La future loi sur le "mariage" homosexuel pourrait avoir des incidences sur la notion juridique de filiation. Le texte à venir, qui semble à première vue ne concerner que les homosexuels, pourrait avoir des conséquences sur toutes les familles.
Un point juridique précis ne va pas manquer d'alimenter le débat: la présomption de paternité. Aujourd'hui, quand un enfant naît dans un couple marié, le mari est automatiquement considéré comme le père. C'est l'article 312 du Code civil. Concrètement, cela signifie qu'un père marié n'a qu'à déclarer la naissance de son enfant en mairie mais n'a pas à le reconnaître, comme doivent le faire les concubins ou pacsés. Que devient cette présomption de paternité dans le cadre d'un mariage entre deux personnes du même sexe?
Fondée sur une vision hétérosexuelle de la famille et biologique de la conception de l'enfant, elle ne peut théoriquement pas être étendue aux unions gays. La future loi pourrait cependant remettre en cause cette règle pour l'adapter à tous, homosexuels et hétérosexuels, en la remplaçant par une «présomption de parenté». La filiation ne reposerait alors plus sur la biologie mais sur «l'intention» afin de permettre à deux personnes du même sexe d'être parents ensemble. Les mentions «père» et «mère» pourraient alors être remplacées par celles de «parent 1» et «parent 2» sur le livret de famille.
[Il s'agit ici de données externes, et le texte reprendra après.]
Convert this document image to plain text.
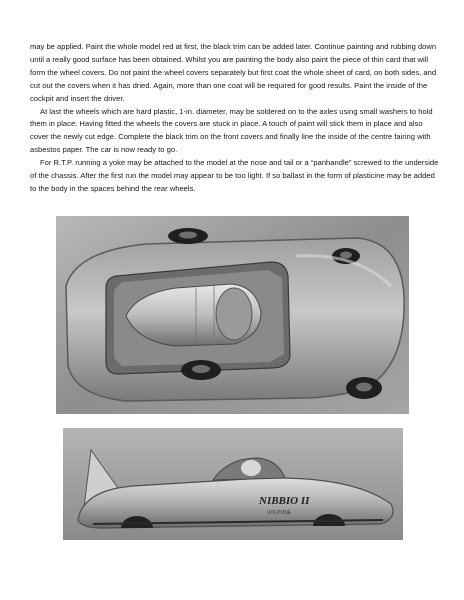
may be applied. Paint the whole model red at first, the black trim can be added later. Continue painting and rubbing down until a really good surface has been obtained. Whilst you are painting the body also paint the piece of thin card that will form the wheel covers. Do not paint the wheel covers separately but first coat the whole sheet of card, on both sides, and cut out the covers when it has dried. Again, more than one coat will be required for good results. Paint the inside of the cockpit and insert the driver.

At last the wheels which are hard plastic, 1-in. diameter, may be soldered on to the axles using small washers to hold them in place. Having fitted the wheels the covers are stuck in place. A touch of paint will stick them in place and also cover the newly cut edge. Complete the black trim on the front covers and finally line the inside of the centre fairing with asbestos paper. The car is now ready to go.

For R.T.P. running a yoke may be attached to the model at the nose and tail or a “panhandle” screwed to the underside of the chassis. After the first run the model may appear to be too light. If so ballast in the form of plasticine may be added to the body in the spaces behind the rear wheels.

NIBBIO II
VOLPONE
Un bouleversement sociétal et un casse-tête juridique.
«Le projet de loi n'est pas encore écrit mais il porte en germe une complète redéfinition du droit de la filiation hérité des Romains et réaffirmé par le Code civil», prévient Jean Hauser, professeur émérite à l'université Montesquieu-Bordeaux IV. «La filiation ne se définit certes pas par la vérité biologique, mais en référence à la biologie, pour offrir à l'enfant une filiation crédible, lui indiquant son origine et sa place dans la chaîne des générations», estime Aude Mirkovic, maître de conférences en droit privé à l'université d'Évry, proche de l'association Alliance Vita, qui redoute un «Tchernobyl de la filiation». Si l'enfant a été fait “à l'ancienne”, avec un tiers, qu'est-ce qui garantit que le parent biologique ne sera pas éliminé contre son gré de la filiation?»
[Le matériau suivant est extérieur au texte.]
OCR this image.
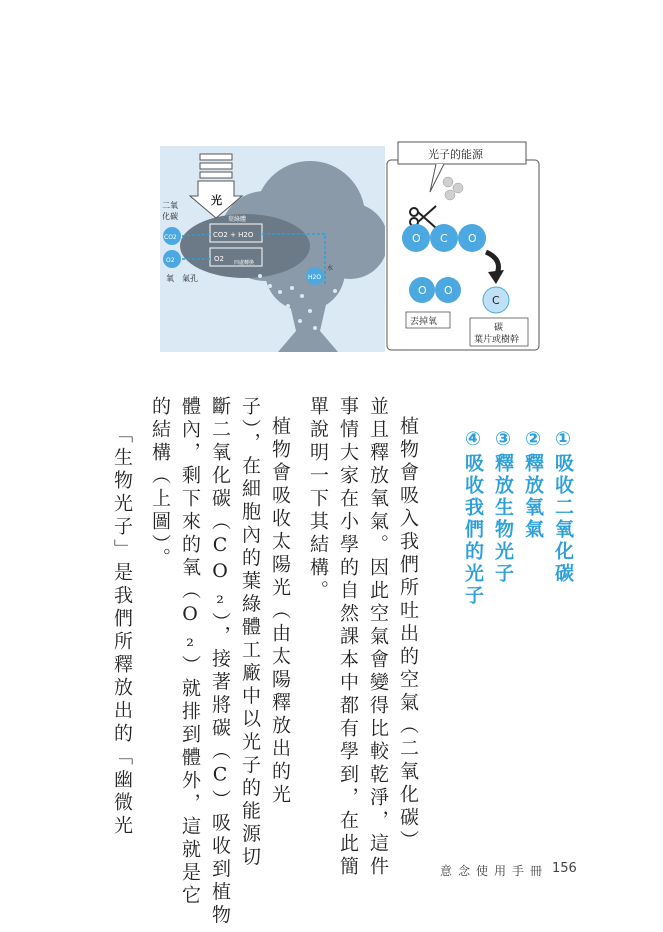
光
二氧
化碳
CO2
O2
氧 氣孔
CO2 + H2O
O2 四處轉換
葉綠體
H2O
水
光子的能源
O C O
O O
C
丟掉氧
碳
葉片或樹幹
①吸收二氧化碳
②釋放氧氣
③釋放生物光子
④吸收我們的光子
植物會吸入我們所吐出的空氣（二氧化碳）
並且釋放氧氣。因此空氣會變得比較乾淨，這件
事情大家在小學的自然課本中都有學到，在此簡
單說明一下其結構。
植物會吸收太陽光（由太陽釋放出的光
子），在細胞內的葉綠體工廠中以光子的能源切
斷二氧化碳（CO₂），接著將碳（C）吸收到植物
體內，剩下來的氧（O₂）就排到體外，這就是它
的結構（上圖）。
「生物光子」是我們所釋放出的「幽微光
意念使用手冊 156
La garde des Sceaux, Christiane Taubira, a pour l'instant éludé cet imbroglio. «Le projet de loi ne prévoit pas d'équivalent à la présomption de paternité qui existe aujourd'hui au sein des couples mariés», a-t-elle indiqué à La Croix le 11 septembre. Mais la question devrait revenir dans le débat parlementaire par le biais d'amendements.
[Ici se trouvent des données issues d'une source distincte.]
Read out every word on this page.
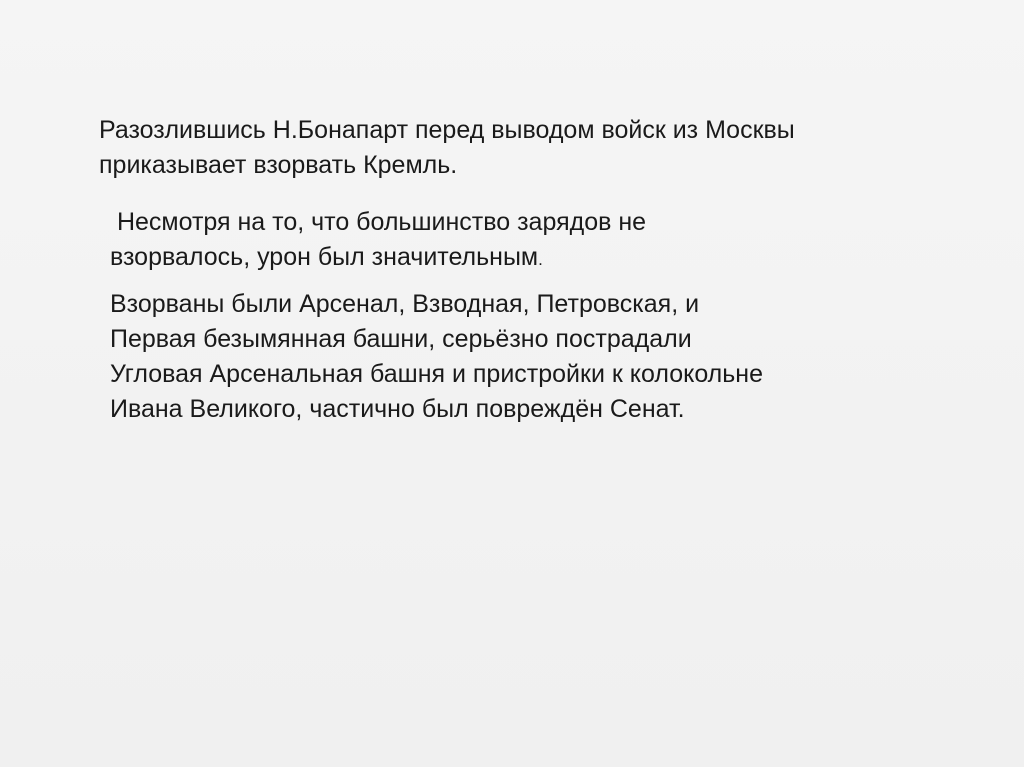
Разозлившись Н.Бонапарт перед выводом войск из Москвы
приказывает взорвать Кремль.

Несмотря на то, что большинство зарядов не
взорвалось, урон был значительным.

Взорваны были Арсенал, Взводная, Петровская, и
Первая безымянная башни, серьёзно пострадали
Угловая Арсенальная башня и пристройки к колокольне
Ивана Великого, частично был повреждён Сенат.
Une autre hypothèse est encore à l'étude à la Chancellerie et au ministère de la Famille: celle d'écarter toute présomption de paternité ou de parenté pour la remplacer par un acte déclaratif, une reconnaissance volontaire. Les pères hétérosexuels mariés devraient désormais faire la démarche d'aller reconnaître leur enfant. Une nouvelle rupture et un risque supplémentaire de secouer l'opinion, craint-on au gouvernement.